Despite the organic connection between less developed/developing countries (South) and developed countries (North) driven by colonialism and imperialism, the uneven development of capitalism between the two regions has led to dynamics in the South that forces us to rethink our common understanding of 'labour'. The condition and experience of southern workers is defined not only by the subordination of their nation states to developed countries also to the scale of within country social inequality. Diverse forms of paid and unpaid work, both gendered and racialized hierarchies sit aside a large informal sector, a growing underpaid female workforce, compromised health and wellbeing at work, a lack of state protection and often limited opportunities for collective action.
Persistent colonial legacies, visible in elitist notions of development and knowledge production, have reproduced rather than challenged deleterious forms of labour exploitation and the pauperisation of communities linked to ongoing extraction of natural resources and environmental degradation.
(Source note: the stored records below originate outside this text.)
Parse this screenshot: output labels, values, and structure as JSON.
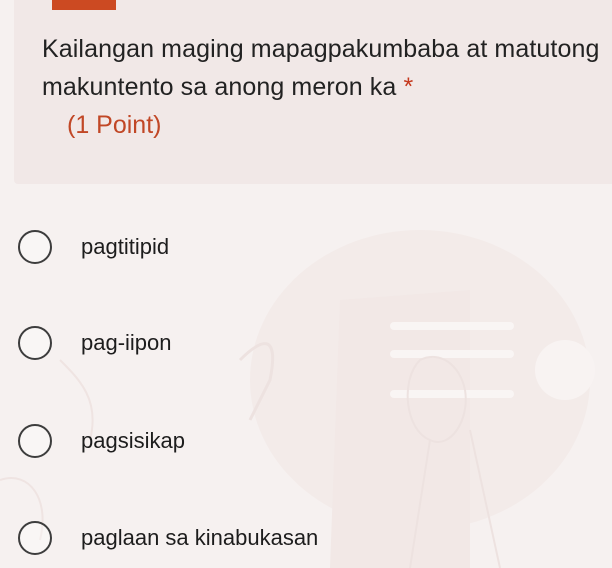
{
  "question": {
    "text": "Kailangan maging mapagpakumbaba at matutong makuntento sa anong meron ka",
    "required_marker": "*",
    "points": "(1 Point)"
  },
  "options": [
    {
      "label": "pagtitipid"
    },
    {
      "label": "pag-iipon"
    },
    {
      "label": "pagsisikap"
    },
    {
      "label": "paglaan sa kinabukasan"
    }
  ],
  "colors": {
    "accent": "#cc4a22",
    "points": "#c14726",
    "card_background": "#f1e8e7",
    "page_background": "#f6f1f0"
  }
}
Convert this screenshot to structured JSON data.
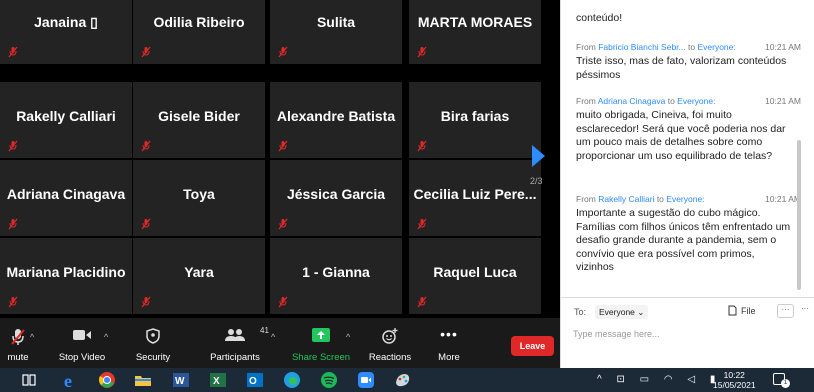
{
  "participants": [
    "Janaina ▯",
    "Odilia Ribeiro",
    "Sulita",
    "MARTA MORAES",
    "Rakelly Calliari",
    "Gisele Bider",
    "Alexandre Batista",
    "Bira farias",
    "Adriana Cinagava",
    "Toya",
    "Jéssica Garcia",
    "Cecilia Luiz Pere...",
    "Mariana Placidino",
    "Yara",
    "1 - Gianna",
    "Raquel Luca"
  ],
  "grid": {
    "page_indicator": "2/3"
  },
  "toolbar": {
    "mute": "mute",
    "stop_video": "Stop Video",
    "security": "Security",
    "participants": "Participants",
    "participants_count": "41",
    "share_screen": "Share Screen",
    "reactions": "Reactions",
    "more": "More",
    "leave": "Leave"
  },
  "chat": {
    "messages": [
      {
        "from": "",
        "to": "",
        "time": "",
        "text": "conteúdo!"
      },
      {
        "from": "Fabricio Bianchi Sebr...",
        "to": "Everyone:",
        "time": "10:21 AM",
        "text": "Triste isso, mas de fato, valorizam conteúdos péssimos"
      },
      {
        "from": "Adriana Cinagava",
        "to": "Everyone:",
        "time": "10:21 AM",
        "text": "muito obrigada, Cineiva, foi muito esclarecedor! Será que você poderia nos dar um pouco mais de detalhes sobre como proporcionar um uso equilibrado de telas?"
      },
      {
        "from": "Rakelly Calliari",
        "to": "Everyone:",
        "time": "10:21 AM",
        "text": "Importante a sugestão do cubo mágico. Famílias com filhos únicos têm enfrentado um desafio grande durante a pandemia, sem o convívio que era possível com primos, vizinhos"
      }
    ],
    "from_label": "From",
    "to_word": "to",
    "to_label": "To:",
    "recipient": "Everyone",
    "file_label": "File",
    "more_label": "···",
    "input_placeholder": "Type message here..."
  },
  "taskbar": {
    "time": "10:22",
    "date": "15/05/2021"
  },
  "colors": {
    "accent": "#2d8cff",
    "leave": "#e02828",
    "share": "#22c55e",
    "muted": "#e02828",
    "tile": "#232323"
  }
}
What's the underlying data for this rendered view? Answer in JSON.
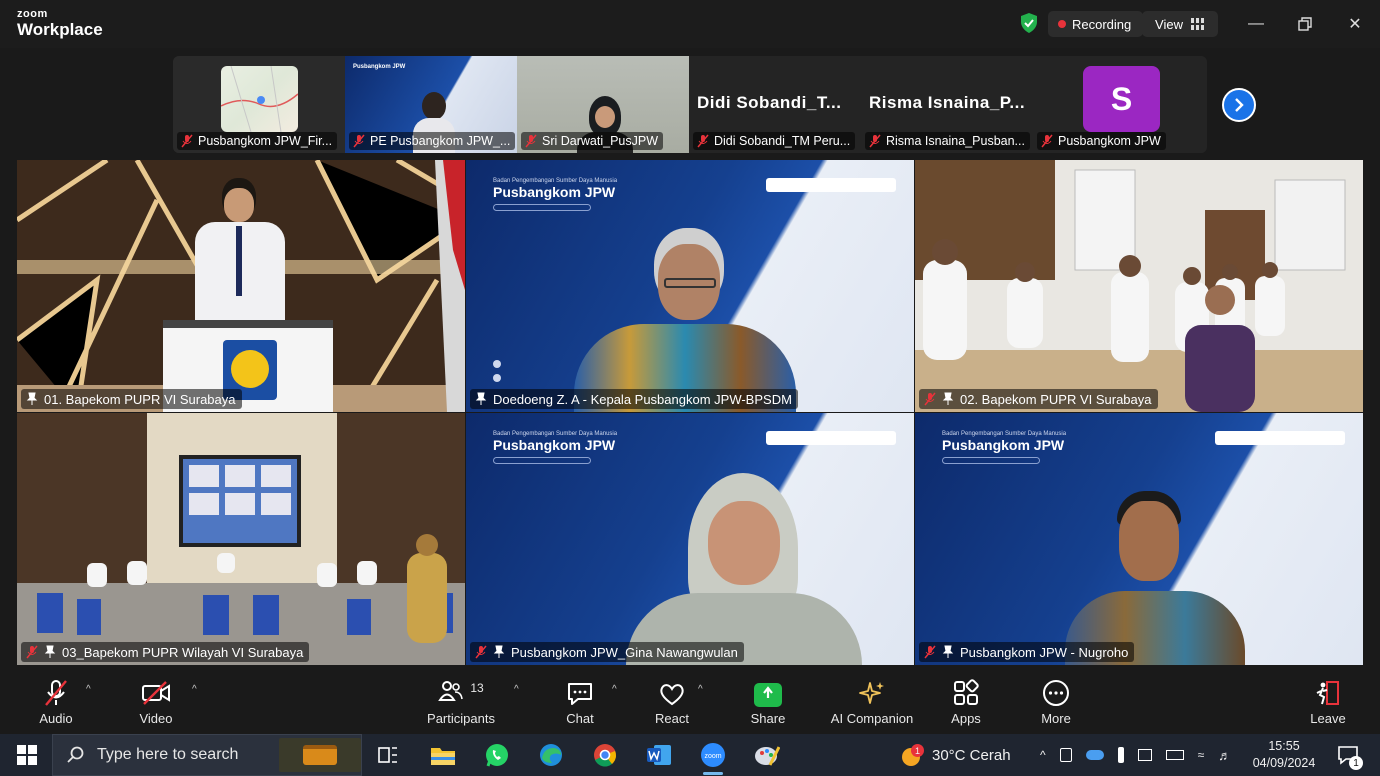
{
  "titlebar": {
    "brand_small": "zoom",
    "brand_large": "Workplace",
    "recording_label": "Recording",
    "view_label": "View"
  },
  "strip": [
    {
      "name": "Pusbangkom JPW_Fir...",
      "muted": true
    },
    {
      "name": "PE Pusbangkom JPW_...",
      "muted": true
    },
    {
      "name": "Sri Darwati_PusJPW",
      "muted": true
    },
    {
      "name": "Didi Sobandi_TM Peru...",
      "big_name": "Didi  Sobandi_T...",
      "muted": true
    },
    {
      "name": "Risma Isnaina_Pusban...",
      "big_name": "Risma  Isnaina_P...",
      "muted": true
    },
    {
      "name": "Pusbangkom JPW",
      "avatar_letter": "S",
      "avatar_color": "#9b27c2",
      "muted": true
    }
  ],
  "banner_text": {
    "small": "Badan Pengembangan Sumber Daya Manusia",
    "title": "Pusbangkom JPW"
  },
  "grid": [
    {
      "name": "01. Bapekom PUPR VI Surabaya",
      "active": true
    },
    {
      "name": "Doedoeng Z. A - Kepala Pusbangkom JPW-BPSDM"
    },
    {
      "name": "02. Bapekom PUPR VI Surabaya"
    },
    {
      "name": "03_Bapekom PUPR Wilayah VI Surabaya"
    },
    {
      "name": "Pusbangkom JPW_Gina Nawangwulan"
    },
    {
      "name": "Pusbangkom JPW - Nugroho"
    }
  ],
  "toolbar": {
    "audio": "Audio",
    "video": "Video",
    "participants": "Participants",
    "participant_count": "13",
    "chat": "Chat",
    "react": "React",
    "share": "Share",
    "ai_companion": "AI Companion",
    "apps": "Apps",
    "more": "More",
    "leave": "Leave"
  },
  "taskbar": {
    "search_placeholder": "Type here to search",
    "weather": "30°C  Cerah",
    "weather_badge": "1",
    "time": "15:55",
    "date": "04/09/2024",
    "notification_count": "1"
  },
  "colors": {
    "active_speaker": "#2bd46c",
    "recording_dot": "#e8333b",
    "share_green": "#1fbb4b",
    "next_blue": "#1a73e8"
  }
}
The emerging South-South movement of labour and subsequent regional inequalities poses new questions of the working conditions of migrants, their transnational patterns of social reproduction and the limits of current development projects in the Global South.
The resulting working lives and lived experiences of workers in the Global South demands a redirection of intellectual focus and the broadening of empirical and theoretical boundaries of how work and labour is researched. It requires us to trace and question inherent unequal power relations in dominant economic models and make visible alternative, socially committed forms of knowledge and economic production. In this theme, we bring together labour scholars, researchers and practitioners who share similar perspectives to explore the challenges faced, and responses taken, by labour in the Global South. We seek to resist and numb the dominance of the Global North in the literature on labour by bringing to the forefront work that speaks about and with labour at the grassroots level allowing for vibrant, cultural and societal dimensions to emerge in our discourse and practices in the Global South.